Lab-grown diamonds are creating a more socially responsible diamond industry
Cheaper, better for the environment, more socially responsible and essentially identical, the case for lab-grown diamonds appears rock-solid, signalling the decline of the diamond mining industry
The Millennial generation has been blamed for causing the demise of many an industry, but the diamond market is one that can make this claim with some confidence. Compared with previous generations, Millennials have a very different relationship to both money and marriage – two pillars of the $80bn mined-diamond industry.
But with sales of the precious gemstones slowing, Millennials are not the only culprits: the advancement of laboratory-grown diamonds is changing the sector for good.
In July, after six years of consulting with the industry, the US Federal Trade Commission (FTC) made a number of changes to its jewellery guidelines, including expanding its definition of ‘diamond’ to include synthetic diamonds grown in a lab.
“Technological advances have made it possible to create diamonds in a laboratory,” the FTC said. “These stones have essentially the same optical, physical and chemical properties as mined diamonds.

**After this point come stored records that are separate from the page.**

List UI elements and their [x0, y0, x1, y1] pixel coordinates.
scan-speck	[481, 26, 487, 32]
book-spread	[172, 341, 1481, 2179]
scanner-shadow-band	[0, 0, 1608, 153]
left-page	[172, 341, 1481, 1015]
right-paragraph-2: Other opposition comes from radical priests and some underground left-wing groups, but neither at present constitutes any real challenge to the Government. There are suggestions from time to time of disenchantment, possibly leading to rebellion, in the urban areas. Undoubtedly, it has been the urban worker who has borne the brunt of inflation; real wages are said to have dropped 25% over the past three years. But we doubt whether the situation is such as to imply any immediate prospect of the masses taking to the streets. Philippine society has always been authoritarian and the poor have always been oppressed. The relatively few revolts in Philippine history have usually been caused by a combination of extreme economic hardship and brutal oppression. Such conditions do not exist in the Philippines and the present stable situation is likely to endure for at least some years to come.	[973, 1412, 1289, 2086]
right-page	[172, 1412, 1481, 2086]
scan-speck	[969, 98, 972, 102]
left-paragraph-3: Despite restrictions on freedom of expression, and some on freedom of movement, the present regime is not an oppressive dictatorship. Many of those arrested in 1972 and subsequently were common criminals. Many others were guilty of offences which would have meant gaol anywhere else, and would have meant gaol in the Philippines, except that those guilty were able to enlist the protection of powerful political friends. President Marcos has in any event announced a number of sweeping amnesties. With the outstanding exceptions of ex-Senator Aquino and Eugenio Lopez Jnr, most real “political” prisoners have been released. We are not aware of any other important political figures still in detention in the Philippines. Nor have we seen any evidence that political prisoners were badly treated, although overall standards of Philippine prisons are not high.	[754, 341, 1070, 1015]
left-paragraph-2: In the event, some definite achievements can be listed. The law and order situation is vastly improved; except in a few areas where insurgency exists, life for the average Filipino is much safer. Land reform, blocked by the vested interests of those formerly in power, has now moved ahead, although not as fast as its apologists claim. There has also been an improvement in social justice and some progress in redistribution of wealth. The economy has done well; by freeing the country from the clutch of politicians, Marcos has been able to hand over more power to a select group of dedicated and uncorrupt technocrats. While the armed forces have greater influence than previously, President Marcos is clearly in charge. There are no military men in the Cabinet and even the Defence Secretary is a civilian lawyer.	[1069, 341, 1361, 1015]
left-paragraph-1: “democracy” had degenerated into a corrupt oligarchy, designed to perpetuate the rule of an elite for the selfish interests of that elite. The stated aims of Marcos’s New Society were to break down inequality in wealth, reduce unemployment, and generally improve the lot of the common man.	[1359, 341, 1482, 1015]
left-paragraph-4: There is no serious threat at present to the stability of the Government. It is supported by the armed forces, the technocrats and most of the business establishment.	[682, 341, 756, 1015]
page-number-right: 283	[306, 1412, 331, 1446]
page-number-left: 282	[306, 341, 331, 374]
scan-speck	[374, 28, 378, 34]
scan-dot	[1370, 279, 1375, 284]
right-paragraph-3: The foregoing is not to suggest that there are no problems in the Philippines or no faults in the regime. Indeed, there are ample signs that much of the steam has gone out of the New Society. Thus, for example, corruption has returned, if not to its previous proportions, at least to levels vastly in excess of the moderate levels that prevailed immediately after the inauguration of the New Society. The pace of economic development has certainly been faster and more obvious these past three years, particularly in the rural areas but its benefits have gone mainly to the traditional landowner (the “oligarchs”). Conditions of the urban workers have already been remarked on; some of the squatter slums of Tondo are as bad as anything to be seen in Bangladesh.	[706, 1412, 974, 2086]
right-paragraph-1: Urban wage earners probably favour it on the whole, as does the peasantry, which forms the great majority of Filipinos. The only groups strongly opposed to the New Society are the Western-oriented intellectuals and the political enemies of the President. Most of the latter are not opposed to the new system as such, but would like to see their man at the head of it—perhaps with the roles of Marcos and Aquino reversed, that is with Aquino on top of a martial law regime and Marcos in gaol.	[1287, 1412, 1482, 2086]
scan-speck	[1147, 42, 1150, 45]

Thus, they are diamonds.” The agency simply eliminated the word ‘natural’ from its 1956 definition of a diamond as a “natural mineral consisting essentially of pure carbon crystallised in the isometric system”.
An ethical solution
Diamond Foundry claims to be America’s number one man-made diamond producer. Established in 2013, the Silicon-Valley-based company boasts actor and environmental activist Leonardo DiCaprio among its investors. “I’m proud to invest in Diamond Foundry – cultivating real diamonds in America without the human and environmental toll of mining,” reads a quote on DiCaprio’s official Facebook page.
Lab-grown diamonds are guaranteed to be produced in a socially responsible way
Diamond Foundry’s own website states: “Just like ice from a freezer is as real as ice from a winter street, a diamond is a diamond regardless of origin.”
The Diamond Producers Association, an alliance of seven of the largest diamond miners, naturally disagreed with the FTC’s move to alter the definition of what constitutes a diamond.
Its CEO, Jean-Marc Lieberherr, told The New Economy: “A natural diamond is a billion-year-old precious stone, inherently rare and valuable… The true value of a diamond cannot be replicated in a lab.”
However, one of its members, industry stalwart De Beers – the very company responsible for creating the slogan ‘a diamond is forever’ and making a diamond ring essential to any proposal – recently announced it was dipping its toe into the synthetic diamond sector.
Nimesh Patel, the company’s CFO, differentiated between the two stones, however. He told the Australian Broadcasting Corporation that the company’s man-made diamonds, which will be around a fifth of the price of its mined diamonds, would be ideal for “more playful and lighter occasions” while its mined diamonds would be part of “life’s more meaningful moments”.
Significantly, lab-grown diamonds are guaranteed to be produced in a socially responsible way. Blood diamonds, or those that fuel wars and human rights abuses, are notoriously difficult to trace through the supply chain.
One way miners are trying to solve the traceability issue is by using blockchain technology. A secure ledger would track each diamond from the time it is unearthed to when it is placed in the customer’s hand.
De Beers is working on a platform that it hopes will become an industry standard. However, even if blockchain technology was used to ensure the ethical origin of natural diamonds, their synthetic counterparts still have a much lower environmental impact and cost less to produce.
Shifting perceptions
Although lab-grown diamonds make up less than one percent of the market for rough diamonds, Morgan Stanley predicts the synthetic variety could account for 7.5 percent by 2020.
Man-made diamonds are nothing new. The practice dates as far back as the 1950s, although the process then was very time consuming, expensive and unpredictable. Now, Diamond Foundry can whip up a crystal clear jewel in just two weeks.
Importantly, interest in these stones is finally starting to grow. A study by MVI Marketing found Millennial consumers are increasingly interested in lab-grown diamonds. In a survey of more than 1,000 US consumers, 70 percent said they would consider a lab-grown diamond engagement ring, up 13 percentage points from the previous year.
The changing dynamics of the market could topple an industry that was built around the perception of ever-lasting value and prominence. Even if the market for mined diamonds remains, it is clear our understanding of what a diamond is has changed forever.